F1 Event 221015-00-48-48-861

Finally, I managed to regain one more place, which I maintained until the finish, despite my attacks on the driver in 7th place. My fastest lap of this race was a respectable 24.830 seconds (almost a second quicker than I had managed all evening!), making it even clearer to me and the other drivers that it was the kart to blame in the first half of this event.

I would love to do this format again, but hopefully next time, there will be more of a level playing field!

Picking up the scraps from the big table

The day after my endurance race (see below), I travelled north to the former headquarters of the Caterham F1 team to collect a pair of brand new Sparco racing boots that I had won during the auction of their assets.

I found it really quite emotional that the buildings that once housed state-of-the-art workshops, design suites and some of the fastest cars in the world were being emptied, item by item, and I was one of the people benefiting from Caterham’s demise.

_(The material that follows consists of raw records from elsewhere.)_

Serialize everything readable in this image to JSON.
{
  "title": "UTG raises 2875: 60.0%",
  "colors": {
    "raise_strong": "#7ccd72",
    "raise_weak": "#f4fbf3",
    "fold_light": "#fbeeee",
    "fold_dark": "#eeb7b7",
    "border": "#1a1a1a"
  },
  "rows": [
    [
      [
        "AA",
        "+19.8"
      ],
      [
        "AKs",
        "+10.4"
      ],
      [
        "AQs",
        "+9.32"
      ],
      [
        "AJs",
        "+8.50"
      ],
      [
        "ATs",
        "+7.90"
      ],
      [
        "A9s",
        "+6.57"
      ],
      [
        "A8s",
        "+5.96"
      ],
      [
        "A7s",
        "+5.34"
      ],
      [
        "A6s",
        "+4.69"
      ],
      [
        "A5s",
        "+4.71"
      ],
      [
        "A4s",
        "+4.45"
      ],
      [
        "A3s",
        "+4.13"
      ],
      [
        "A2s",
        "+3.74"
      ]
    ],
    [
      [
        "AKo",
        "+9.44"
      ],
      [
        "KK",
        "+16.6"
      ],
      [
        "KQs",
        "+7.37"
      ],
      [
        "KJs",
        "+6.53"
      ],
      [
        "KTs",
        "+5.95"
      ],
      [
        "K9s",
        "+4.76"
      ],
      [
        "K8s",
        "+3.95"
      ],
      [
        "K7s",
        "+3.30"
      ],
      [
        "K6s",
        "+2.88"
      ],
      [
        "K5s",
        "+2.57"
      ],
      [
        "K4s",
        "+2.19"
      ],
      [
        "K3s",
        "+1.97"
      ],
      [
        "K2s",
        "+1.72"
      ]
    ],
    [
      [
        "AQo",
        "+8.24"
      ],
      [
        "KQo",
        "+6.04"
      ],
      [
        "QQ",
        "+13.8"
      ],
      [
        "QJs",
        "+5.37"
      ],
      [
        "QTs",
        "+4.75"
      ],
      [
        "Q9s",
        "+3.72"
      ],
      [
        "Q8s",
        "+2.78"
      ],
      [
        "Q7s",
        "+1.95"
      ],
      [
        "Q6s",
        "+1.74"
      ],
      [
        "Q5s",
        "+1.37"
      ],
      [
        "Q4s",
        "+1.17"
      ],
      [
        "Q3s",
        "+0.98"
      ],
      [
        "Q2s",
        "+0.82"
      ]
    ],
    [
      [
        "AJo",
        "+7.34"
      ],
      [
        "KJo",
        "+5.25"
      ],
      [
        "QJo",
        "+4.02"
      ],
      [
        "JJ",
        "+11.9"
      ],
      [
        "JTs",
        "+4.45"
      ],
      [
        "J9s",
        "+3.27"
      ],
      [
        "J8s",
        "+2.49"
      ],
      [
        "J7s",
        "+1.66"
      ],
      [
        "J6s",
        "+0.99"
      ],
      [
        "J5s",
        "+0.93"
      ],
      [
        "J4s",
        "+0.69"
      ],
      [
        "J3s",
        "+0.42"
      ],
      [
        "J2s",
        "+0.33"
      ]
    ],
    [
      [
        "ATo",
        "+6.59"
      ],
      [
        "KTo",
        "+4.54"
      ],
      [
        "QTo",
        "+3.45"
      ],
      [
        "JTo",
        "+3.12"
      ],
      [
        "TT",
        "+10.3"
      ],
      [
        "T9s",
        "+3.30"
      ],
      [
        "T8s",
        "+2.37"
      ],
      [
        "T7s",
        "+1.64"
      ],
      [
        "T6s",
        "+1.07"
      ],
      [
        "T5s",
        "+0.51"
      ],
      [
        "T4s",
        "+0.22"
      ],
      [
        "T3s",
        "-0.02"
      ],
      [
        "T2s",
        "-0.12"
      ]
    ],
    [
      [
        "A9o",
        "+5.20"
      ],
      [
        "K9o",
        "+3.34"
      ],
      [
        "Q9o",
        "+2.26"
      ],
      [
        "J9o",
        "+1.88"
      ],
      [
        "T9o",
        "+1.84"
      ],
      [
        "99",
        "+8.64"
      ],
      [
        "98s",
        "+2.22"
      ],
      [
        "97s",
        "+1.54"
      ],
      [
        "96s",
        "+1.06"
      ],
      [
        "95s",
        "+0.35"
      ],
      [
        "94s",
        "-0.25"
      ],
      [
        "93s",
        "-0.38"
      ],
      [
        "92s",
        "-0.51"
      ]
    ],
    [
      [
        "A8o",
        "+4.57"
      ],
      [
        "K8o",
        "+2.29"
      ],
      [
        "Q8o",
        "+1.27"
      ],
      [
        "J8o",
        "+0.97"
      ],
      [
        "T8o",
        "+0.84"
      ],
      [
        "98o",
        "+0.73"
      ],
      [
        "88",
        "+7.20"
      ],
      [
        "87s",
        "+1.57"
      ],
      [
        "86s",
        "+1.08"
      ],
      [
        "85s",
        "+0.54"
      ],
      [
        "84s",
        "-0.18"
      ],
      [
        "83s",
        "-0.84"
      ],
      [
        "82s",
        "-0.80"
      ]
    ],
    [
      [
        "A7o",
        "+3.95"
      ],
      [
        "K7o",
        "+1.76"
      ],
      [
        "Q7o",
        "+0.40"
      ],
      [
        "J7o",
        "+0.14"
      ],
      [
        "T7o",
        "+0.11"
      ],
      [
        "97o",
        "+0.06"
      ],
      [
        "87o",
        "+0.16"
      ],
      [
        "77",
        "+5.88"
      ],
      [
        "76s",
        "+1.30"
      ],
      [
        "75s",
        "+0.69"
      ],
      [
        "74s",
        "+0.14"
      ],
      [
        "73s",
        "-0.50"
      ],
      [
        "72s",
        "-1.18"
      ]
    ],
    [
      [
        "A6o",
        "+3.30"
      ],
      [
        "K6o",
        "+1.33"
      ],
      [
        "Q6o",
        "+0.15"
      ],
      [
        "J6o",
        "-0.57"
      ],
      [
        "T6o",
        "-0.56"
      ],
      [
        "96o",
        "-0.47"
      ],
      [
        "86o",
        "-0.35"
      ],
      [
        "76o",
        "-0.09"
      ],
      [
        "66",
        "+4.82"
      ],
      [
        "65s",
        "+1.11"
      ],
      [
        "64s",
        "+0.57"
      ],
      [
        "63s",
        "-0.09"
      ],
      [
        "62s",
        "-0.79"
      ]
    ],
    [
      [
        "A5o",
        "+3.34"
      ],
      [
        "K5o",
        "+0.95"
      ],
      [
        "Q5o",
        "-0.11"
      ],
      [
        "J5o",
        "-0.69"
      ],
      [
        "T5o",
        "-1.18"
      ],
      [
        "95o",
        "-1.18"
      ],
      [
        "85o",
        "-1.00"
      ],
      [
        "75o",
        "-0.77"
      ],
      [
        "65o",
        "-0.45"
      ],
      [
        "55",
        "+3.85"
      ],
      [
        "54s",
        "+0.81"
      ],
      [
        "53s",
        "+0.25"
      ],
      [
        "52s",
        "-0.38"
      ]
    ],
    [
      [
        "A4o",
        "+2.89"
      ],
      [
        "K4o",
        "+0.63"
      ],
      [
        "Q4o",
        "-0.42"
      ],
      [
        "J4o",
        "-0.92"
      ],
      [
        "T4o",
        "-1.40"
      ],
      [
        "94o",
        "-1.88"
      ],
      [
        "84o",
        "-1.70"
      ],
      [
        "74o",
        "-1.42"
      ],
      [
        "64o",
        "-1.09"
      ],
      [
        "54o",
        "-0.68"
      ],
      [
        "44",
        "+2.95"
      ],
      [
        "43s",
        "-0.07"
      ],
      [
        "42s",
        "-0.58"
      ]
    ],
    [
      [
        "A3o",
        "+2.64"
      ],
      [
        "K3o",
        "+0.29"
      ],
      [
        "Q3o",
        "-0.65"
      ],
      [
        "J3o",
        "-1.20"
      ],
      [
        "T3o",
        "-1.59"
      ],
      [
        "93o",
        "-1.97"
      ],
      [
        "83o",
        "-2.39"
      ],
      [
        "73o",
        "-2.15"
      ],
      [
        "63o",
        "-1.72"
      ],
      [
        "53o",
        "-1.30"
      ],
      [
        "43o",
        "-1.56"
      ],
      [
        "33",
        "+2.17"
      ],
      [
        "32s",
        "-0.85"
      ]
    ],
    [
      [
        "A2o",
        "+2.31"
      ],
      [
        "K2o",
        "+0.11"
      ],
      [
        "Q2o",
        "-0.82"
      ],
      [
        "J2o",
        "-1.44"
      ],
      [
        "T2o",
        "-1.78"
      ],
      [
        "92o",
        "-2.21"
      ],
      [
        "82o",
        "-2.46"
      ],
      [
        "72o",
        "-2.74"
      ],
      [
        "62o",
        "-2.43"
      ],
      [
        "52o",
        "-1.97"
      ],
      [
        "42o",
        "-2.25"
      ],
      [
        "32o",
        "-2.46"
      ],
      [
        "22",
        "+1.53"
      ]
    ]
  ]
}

Admittedly, some of the items went for silly money (as was mentioned in my chat with the gentleman in the auction office whilst waiting for my goods to arrive from the kit store), but I think that I saved about 25% off the retail price of the racing boots after taking the auctioneer’s commission into consideration.

As I now have two pairs of racing boots, I might be willing to part with my OMP KS-3 kart boots (in blue) should my colleague want them (as he was considering buying some before I left for annual leave).